Health Insurance Is Killing Us Softly
Americans’ weird obsession with how they pay for care is making them blind to the cold hard truth: they’ve lost care themselves.
Healthcare has always been a crucial area of policy, but after coronavirus swept through America, it suddenly became paramount. Headlines everywhere lamented the number of people losing coverage after suddenly finding themselves unemployed—blaming the economic downfall resulting from the pandemic and lockdowns. Of course, the thought of swaths of Americans losing health insurance is nothing to sneeze at, but restrictions on access to care are far more damaging. Our weird obsession with how we pay for care is making us blind to the cold hard truth: we’ve lost care itself.
Millions of surgeries were postponed due to coronavirus restrictions—nearly one million orthopedic operations alone. The United States counted eighty-seven thousand more deaths in March and April compared to the same period in previous years. In fourteen states, half of those extra deaths were due, not to coronavirus, but to other health conditions. But these figures aren’t making headlines.
As of May, 20.6 million Americans had lost their job as a result of coronavirus, pandemic-related measures and the economic crisis. Given that over half of Americans get their healthcare coverage through their employers—an inadequacy that’s unique to our healthcare system and especially unfortunate today—that’s a real problem.
Thankfully, not nearly as many people lost their insurance as experts expected, and those that did are overwhelmingly becoming eligible for subsidized coverage. Short-term plans also work well for those that need to buy some time while they figure out their next professional step. To be sure, employer-based insurance offers more benefits, but, at the end of the day, the vast majority of individuals are still going to have coverage.
What they’re left without is care. An estimated four million elective surgeries were canceled over the virus’s peak twelve weeks and fewer patients with heart disease, stroke and diabetes symptoms showed up to the emergency department. That doesn’t mean these people were healthier—it just means these issues went untreated. Now that elective services are available again, patients are in more critical condition than they were. In fact, they need more care but have lower odds of being cured—and most of the patients who needed treatment were insured.
Patients didn’t choose to postpone treatment during the pandemic. In a field where deference should be given to doctors, it was the legislators who put themselves in charge of deciding how to deliver care, forming overwhelmingly strict criteria for providers to meet, such as requiring that hospitals obtain fourteen days’ worth of personal protective equipment without government assistance.
Policymakers’ focus on increasing coverage instead of care is nothing new. That’s why they created Medicaid (which benefits people experiencing poverty and disability) and Medicare (which benefits the elderly) in the 1960s. But it’s important to note that 79 percent of Americans below the age of sixty-five had private coverage, and that figure had been steadily growing over the preceding years. Fast forward to 2019, private coverage for that group is down to just 58 percent.
If we didn’t see it before, then we should now: No amount of insurance was able to slow the number of people dying from coronavirus. What we needed then and what we need today is more care. When government regulations prohibit access to care, lives will be lost—whether they’re covered or not.
That has always been true. In fact, studies demonstrate time and again that health coverage isn’t associated with better health, and that life expectancy has gone down since the Affordable Care Act was implemented.
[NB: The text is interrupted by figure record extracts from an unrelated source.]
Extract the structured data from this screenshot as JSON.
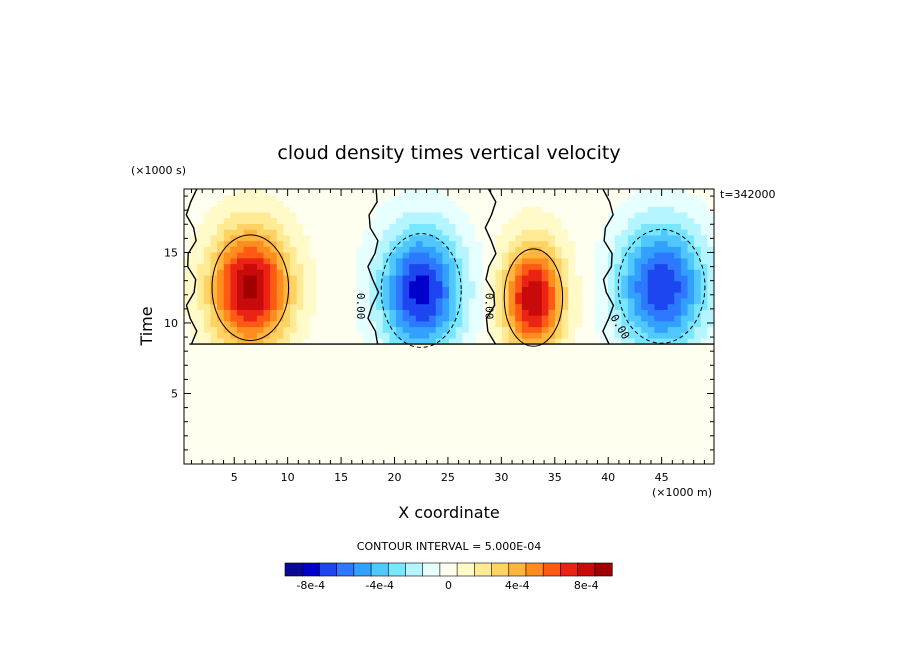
{
  "chart_data": {
    "type": "heatmap",
    "title": "cloud density times vertical velocity",
    "xlabel": "X coordinate",
    "ylabel": "Time",
    "x_units": "(×1000 m)",
    "y_units": "(×1000 s)",
    "time_stamp": "t=342000",
    "xlim": [
      0,
      50
    ],
    "ylim": [
      0,
      19.5
    ],
    "x_ticks": [
      5,
      10,
      15,
      20,
      25,
      30,
      35,
      40,
      45
    ],
    "y_ticks": [
      5,
      10,
      15
    ],
    "cloud_base_time": 8.5,
    "contour_interval_text": "CONTOUR INTERVAL = 5.000E-04",
    "contour_line_labels": [
      "0.00",
      "0.00",
      "0.00"
    ],
    "colorbar": {
      "colors": [
        "#0a0a96",
        "#0000cd",
        "#1e46f0",
        "#2d78ff",
        "#32a0ff",
        "#50c8ff",
        "#78e6ff",
        "#b4f5ff",
        "#e6ffff",
        "#fffff0",
        "#fffac8",
        "#ffeb96",
        "#ffd264",
        "#ffb43c",
        "#ff8c1e",
        "#ff5a14",
        "#eb2314",
        "#c80a0a",
        "#a00000"
      ],
      "tick_labels": [
        "-8e-4",
        "-4e-4",
        "0",
        "4e-4",
        "8e-4"
      ],
      "tick_values": [
        -0.0008,
        -0.0004,
        0,
        0.0004,
        0.0008
      ],
      "range": [
        -0.00095,
        0.00095
      ]
    },
    "cells": [
      {
        "x": 6.5,
        "y": 12.5,
        "peak": 0.0009,
        "rx": 4.6,
        "ry": 5.2
      },
      {
        "x": 22.5,
        "y": 12.3,
        "peak": -0.0008,
        "rx": 4.8,
        "ry": 5.6
      },
      {
        "x": 33.0,
        "y": 11.8,
        "peak": 0.00085,
        "rx": 3.5,
        "ry": 4.8
      },
      {
        "x": 45.0,
        "y": 12.6,
        "peak": -0.00075,
        "rx": 5.2,
        "ry": 5.6
      }
    ]
  }
}
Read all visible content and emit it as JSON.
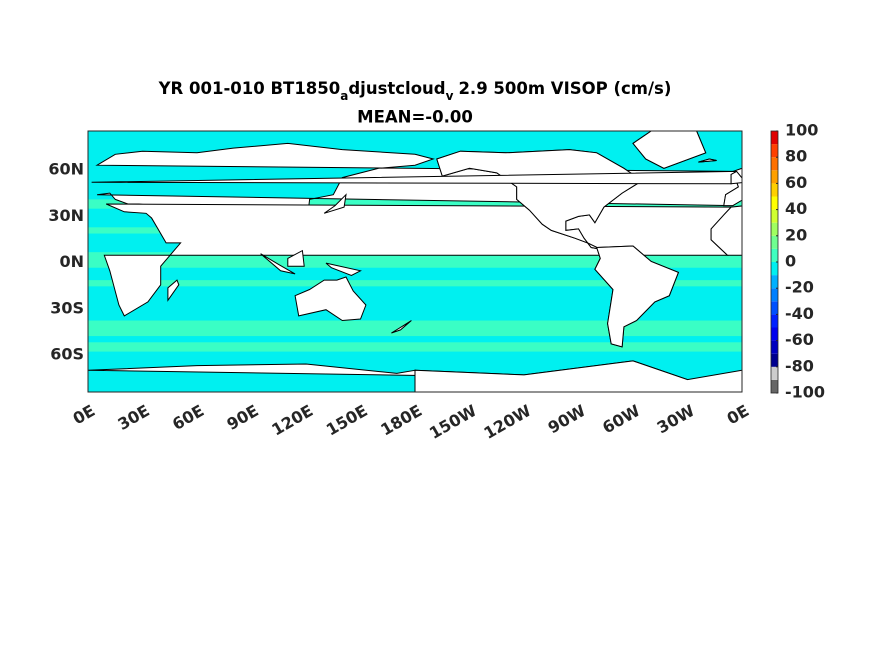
{
  "title": [
    "YR 001-010 BT1850",
    "a",
    "djustcloud",
    "v",
    "2.9 500m VISOP (cm/s)"
  ],
  "subtitle": "MEAN=-0.00",
  "map": {
    "lat_labels": [
      "60N",
      "30N",
      "0N",
      "30S",
      "60S"
    ],
    "lon_labels": [
      "0E",
      "30E",
      "60E",
      "90E",
      "120E",
      "150E",
      "180E",
      "150W",
      "120W",
      "90W",
      "60W",
      "30W",
      "0E"
    ]
  },
  "colorbar": {
    "lim": [
      -100,
      100
    ],
    "ticks": [
      100,
      80,
      60,
      40,
      20,
      0,
      -20,
      -40,
      -60,
      -80,
      -100
    ],
    "colors": [
      "#666666",
      "#cccccc",
      "#00008f",
      "#0000bf",
      "#0000ef",
      "#0020ff",
      "#0050ff",
      "#0080ff",
      "#00b0ff",
      "#00f0f0",
      "#40ffc0",
      "#70ff90",
      "#a0ff60",
      "#d0ff30",
      "#ffff00",
      "#ffd000",
      "#ffa000",
      "#ff7000",
      "#ff4000",
      "#e00000"
    ]
  }
}
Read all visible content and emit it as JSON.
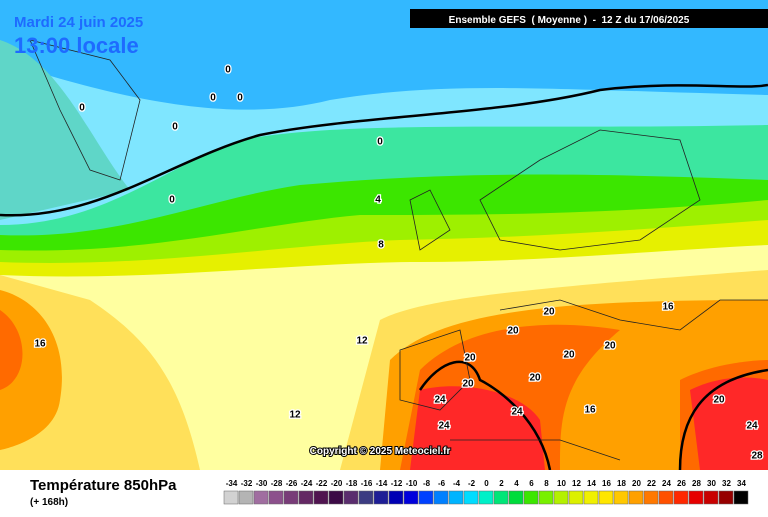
{
  "header": {
    "date": "Mardi 24 juin 2025",
    "time": "13:00 locale",
    "model": "Ensemble GEFS  ( Moyenne )  -  12 Z du 17/06/2025",
    "copyright": "Copyright © 2025 Meteociel.fr"
  },
  "contour_labels": [
    0,
    0,
    0,
    0,
    0,
    0,
    0,
    4,
    8,
    16,
    12,
    12,
    20,
    20,
    16,
    20,
    20,
    20,
    20,
    20,
    24,
    24,
    16,
    20,
    24,
    24,
    28
  ],
  "footer": {
    "title": "Température 850hPa",
    "lead": "(+ 168h)"
  },
  "legend": {
    "ticks": [
      -34,
      -32,
      -30,
      -28,
      -26,
      -24,
      -22,
      -20,
      -18,
      -16,
      -14,
      -12,
      -10,
      -8,
      -6,
      -4,
      -2,
      0,
      2,
      4,
      6,
      8,
      10,
      12,
      14,
      16,
      18,
      20,
      22,
      24,
      26,
      28,
      30,
      32,
      34
    ],
    "colors": [
      "#d2d2d2",
      "#b4b4b4",
      "#a06ea0",
      "#8c508c",
      "#783c78",
      "#642864",
      "#501450",
      "#3c0a46",
      "#5a2d6e",
      "#3c3c82",
      "#1e1e96",
      "#0000b4",
      "#0000dc",
      "#0040ff",
      "#0080ff",
      "#00b4ff",
      "#00dcff",
      "#00f0c8",
      "#00e678",
      "#00dc3c",
      "#3ce600",
      "#78f000",
      "#b4f000",
      "#dcf000",
      "#f0f000",
      "#ffe600",
      "#ffc800",
      "#ffa000",
      "#ff7800",
      "#ff5000",
      "#ff2800",
      "#e60000",
      "#c80000",
      "#960000",
      "#000000"
    ]
  }
}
Access to needed services, however, is essential.
Fortunately, not every group is getting shorted care, and sometimes too much medical care will harm more than help. The elderly, for instance, receive far more care than they need, in part because Medicare will pay for just about anything that doctors deem “medically necessary.” If grandpa has end-stage dementia and a doctor decides that he needs a CT scan, that scan itself could put grandpa at a greater risk than any pathology it might help diagnose—since CT machines emit the radiations of two hundred X-rays. These kinds of excesses might explain why, in previous episodes of banned access to healthcare services, mortality stayed stable or even decreased. Medical errors, too, kill an estimated 250,000 patients every year, making it the third-leading cause of death in the country. But while there may be a balancing effect if needless and even harmful procedures are delayed or canceled, access to care should be the rule and patients should always have the final say.
Right now, they don’t. And insurance companies are winning—not Americans. When coronavirus hit and patients were barred from entering hospitals, their monthly insurance payments stayed consistent. U.S. households poured thousands of dollars into insurance companies every month while their use of healthcare services was, for most the most part, drastically diminished. Sure, they got to try telemedicine for the first time, and for free—but that’s not worth nearly as much as months of premium payments.
We should put patients in the driver’s seat, even during a pandemic. Patients aren’t medical experts, but they know themselves and can tell when a visit to the doctor is needed. And when it comes to healthcare reform, the focus should be on ensuring that healthcare services are available and that patients, not the government or impersonal conglomerates, are in charge of making the choices that are best for them.
Elise Amez-Droz (@eliseamezdroz) is a healthcare policy manager in the Washington, D.C. metro area and a Young Voice associate contributor. Her writing has appeared in outlets such as The Washington Times, The American Conservative, and The Washington Examiner.